Votre femme, était-ce réellement sa voix ?

 

Il s’y vit stupéfié, tous les sens en émoi, le corps tendu vers un horizon flamboyant, un couchant d’un rouge feu, d’où à tout moment entendaient redoutablement s’élever (d’où s’élevaient, de façon redoutable, déjà, que dis-je) émanant de vingt mille gorges frappées d’une même stupeur, de longs couteaux de cris stridents.

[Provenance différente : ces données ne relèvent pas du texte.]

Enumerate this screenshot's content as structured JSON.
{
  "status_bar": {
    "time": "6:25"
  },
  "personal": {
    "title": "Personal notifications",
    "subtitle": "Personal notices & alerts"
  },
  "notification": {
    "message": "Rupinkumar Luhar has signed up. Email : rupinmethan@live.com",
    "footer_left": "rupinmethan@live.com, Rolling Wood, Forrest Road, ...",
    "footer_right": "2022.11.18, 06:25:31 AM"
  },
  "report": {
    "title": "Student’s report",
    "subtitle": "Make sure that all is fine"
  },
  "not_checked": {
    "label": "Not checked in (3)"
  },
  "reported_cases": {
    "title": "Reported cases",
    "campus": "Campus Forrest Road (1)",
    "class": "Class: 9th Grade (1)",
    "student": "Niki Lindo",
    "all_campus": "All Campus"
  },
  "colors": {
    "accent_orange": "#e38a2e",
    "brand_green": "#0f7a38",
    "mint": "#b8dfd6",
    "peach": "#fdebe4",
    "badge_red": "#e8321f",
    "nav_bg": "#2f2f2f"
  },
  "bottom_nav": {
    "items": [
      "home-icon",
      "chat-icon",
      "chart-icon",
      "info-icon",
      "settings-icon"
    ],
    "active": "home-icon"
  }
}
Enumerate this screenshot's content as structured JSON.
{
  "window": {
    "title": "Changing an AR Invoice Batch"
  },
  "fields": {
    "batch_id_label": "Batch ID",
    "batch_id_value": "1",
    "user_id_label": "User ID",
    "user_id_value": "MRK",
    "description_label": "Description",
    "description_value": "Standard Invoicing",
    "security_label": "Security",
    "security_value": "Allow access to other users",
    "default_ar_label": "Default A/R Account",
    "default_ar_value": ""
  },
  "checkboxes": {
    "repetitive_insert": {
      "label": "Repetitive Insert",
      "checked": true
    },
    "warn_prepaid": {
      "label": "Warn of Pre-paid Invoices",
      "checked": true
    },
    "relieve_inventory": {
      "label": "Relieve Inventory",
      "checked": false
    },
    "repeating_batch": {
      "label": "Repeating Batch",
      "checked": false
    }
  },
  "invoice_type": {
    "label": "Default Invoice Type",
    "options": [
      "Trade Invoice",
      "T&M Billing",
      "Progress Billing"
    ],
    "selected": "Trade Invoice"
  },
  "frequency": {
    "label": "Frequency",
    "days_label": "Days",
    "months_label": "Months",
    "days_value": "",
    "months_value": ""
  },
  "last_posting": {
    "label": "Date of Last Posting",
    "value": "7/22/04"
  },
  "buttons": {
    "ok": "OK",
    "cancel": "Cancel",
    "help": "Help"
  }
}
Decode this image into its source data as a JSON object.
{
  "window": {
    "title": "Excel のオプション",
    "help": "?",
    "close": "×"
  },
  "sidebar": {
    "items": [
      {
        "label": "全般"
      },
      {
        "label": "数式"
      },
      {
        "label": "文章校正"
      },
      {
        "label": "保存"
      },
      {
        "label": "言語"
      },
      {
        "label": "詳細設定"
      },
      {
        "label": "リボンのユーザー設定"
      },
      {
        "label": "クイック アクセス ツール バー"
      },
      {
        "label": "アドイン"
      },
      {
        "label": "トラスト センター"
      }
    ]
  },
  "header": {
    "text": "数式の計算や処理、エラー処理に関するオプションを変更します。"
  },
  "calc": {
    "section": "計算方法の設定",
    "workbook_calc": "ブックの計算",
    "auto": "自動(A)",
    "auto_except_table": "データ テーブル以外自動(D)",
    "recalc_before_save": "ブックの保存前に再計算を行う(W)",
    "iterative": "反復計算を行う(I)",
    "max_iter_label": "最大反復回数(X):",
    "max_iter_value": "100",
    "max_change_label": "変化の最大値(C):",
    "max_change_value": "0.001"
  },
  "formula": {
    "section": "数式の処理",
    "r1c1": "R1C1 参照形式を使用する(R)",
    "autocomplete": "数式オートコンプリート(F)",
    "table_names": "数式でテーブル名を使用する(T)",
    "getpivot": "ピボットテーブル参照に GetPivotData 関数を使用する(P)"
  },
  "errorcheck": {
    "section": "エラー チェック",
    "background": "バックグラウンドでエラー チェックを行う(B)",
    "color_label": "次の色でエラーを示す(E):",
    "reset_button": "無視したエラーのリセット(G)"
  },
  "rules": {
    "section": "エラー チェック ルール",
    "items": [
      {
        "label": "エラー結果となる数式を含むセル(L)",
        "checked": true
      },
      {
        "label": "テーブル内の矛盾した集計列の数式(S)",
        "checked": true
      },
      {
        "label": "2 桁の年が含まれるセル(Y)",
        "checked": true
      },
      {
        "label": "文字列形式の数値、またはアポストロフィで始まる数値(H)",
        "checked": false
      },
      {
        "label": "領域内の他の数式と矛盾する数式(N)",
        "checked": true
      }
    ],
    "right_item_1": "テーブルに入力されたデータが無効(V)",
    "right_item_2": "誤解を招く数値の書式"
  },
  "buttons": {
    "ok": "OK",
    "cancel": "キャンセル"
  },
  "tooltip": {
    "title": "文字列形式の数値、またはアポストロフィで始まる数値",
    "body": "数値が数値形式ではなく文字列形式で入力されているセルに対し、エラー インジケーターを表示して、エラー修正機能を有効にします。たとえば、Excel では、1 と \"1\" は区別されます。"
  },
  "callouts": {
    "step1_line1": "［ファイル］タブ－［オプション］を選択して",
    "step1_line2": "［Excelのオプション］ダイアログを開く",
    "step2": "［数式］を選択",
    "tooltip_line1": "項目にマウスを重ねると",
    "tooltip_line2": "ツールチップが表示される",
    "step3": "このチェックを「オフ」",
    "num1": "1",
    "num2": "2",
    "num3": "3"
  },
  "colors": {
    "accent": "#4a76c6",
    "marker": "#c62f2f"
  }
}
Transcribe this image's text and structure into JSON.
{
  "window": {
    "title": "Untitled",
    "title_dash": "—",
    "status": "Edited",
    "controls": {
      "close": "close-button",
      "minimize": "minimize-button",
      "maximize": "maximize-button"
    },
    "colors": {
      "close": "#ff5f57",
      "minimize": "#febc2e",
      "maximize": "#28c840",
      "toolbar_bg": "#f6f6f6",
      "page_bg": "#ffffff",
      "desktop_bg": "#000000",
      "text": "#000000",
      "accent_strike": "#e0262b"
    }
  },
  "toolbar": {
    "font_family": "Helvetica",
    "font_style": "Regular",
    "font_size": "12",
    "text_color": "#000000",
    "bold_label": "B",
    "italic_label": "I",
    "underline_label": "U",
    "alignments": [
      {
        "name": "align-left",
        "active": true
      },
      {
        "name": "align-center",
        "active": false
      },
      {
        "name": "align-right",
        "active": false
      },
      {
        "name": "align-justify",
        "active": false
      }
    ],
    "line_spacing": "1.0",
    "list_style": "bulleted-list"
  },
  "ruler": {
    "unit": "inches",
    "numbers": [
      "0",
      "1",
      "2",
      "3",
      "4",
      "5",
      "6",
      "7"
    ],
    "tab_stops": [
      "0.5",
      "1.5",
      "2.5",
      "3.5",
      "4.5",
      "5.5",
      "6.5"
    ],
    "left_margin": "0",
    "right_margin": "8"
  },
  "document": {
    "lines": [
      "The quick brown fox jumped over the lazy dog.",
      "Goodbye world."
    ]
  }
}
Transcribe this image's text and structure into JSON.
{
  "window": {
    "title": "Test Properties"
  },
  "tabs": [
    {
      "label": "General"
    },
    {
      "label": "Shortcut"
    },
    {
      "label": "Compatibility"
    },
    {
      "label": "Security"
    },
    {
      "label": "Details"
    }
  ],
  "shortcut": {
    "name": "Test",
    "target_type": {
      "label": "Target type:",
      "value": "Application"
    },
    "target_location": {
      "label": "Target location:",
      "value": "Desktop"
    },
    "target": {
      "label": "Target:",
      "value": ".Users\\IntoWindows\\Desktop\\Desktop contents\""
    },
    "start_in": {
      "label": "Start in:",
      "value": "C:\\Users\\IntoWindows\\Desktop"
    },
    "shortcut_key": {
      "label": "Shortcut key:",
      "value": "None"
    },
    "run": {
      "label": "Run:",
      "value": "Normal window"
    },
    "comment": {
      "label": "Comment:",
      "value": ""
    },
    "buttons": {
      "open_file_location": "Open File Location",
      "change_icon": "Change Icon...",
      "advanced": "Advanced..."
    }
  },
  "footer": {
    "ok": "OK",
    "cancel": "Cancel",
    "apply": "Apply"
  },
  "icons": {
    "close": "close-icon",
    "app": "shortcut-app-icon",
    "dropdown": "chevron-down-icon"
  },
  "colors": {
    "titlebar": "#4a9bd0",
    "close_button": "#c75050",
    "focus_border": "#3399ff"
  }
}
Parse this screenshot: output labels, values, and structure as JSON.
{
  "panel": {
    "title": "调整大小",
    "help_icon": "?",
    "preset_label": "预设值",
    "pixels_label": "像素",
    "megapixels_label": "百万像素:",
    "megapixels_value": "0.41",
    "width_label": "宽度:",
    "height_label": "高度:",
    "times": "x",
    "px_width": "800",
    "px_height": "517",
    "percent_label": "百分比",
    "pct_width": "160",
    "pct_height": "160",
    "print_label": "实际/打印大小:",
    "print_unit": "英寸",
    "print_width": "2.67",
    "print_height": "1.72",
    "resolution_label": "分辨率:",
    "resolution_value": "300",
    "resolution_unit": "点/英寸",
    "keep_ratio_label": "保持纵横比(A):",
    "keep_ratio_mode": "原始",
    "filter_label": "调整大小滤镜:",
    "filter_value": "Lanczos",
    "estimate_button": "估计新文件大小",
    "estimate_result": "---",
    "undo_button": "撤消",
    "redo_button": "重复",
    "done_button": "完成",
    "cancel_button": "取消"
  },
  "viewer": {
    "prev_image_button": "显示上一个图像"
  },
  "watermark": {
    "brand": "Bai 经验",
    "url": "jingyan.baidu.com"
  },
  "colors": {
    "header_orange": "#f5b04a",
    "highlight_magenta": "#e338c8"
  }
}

Et, dans cette anxiété unanime qui, soudain, alentour, semblait immobiliser tout (même le moindre souffle), à mesure qu’à ses oreilles rebutées, se faisaient plus distincts ces hauts cris, il ne put se garder de les entendre se renouveler au loin. Oui, s’enhardir. Se ramasser. De toute cette puissance entêtée de décibels ivres, par contagion, soulevés dans leur sillage. Puis droit vers lui, en un mouvement soudain de vague furieuse, nourrie, multipliée à l’infini d’échos (et destiné à sa seule perte, lui semblait-il) se muer en un déferlement inédit de sons, une débandade échevelée et folle, marée de bruits inexplicable et obscure sur le fond de quoi, à peine étouffé par les bruits lourds et accoutumés de la rue, se détachait distinctement, et comme en point d’orgue dirions-nous, un mot, ce jour-là, d’une évidence résonnante, d’une évidence terrible à ses oreilles : le mot : Lanmò ! La Mort !…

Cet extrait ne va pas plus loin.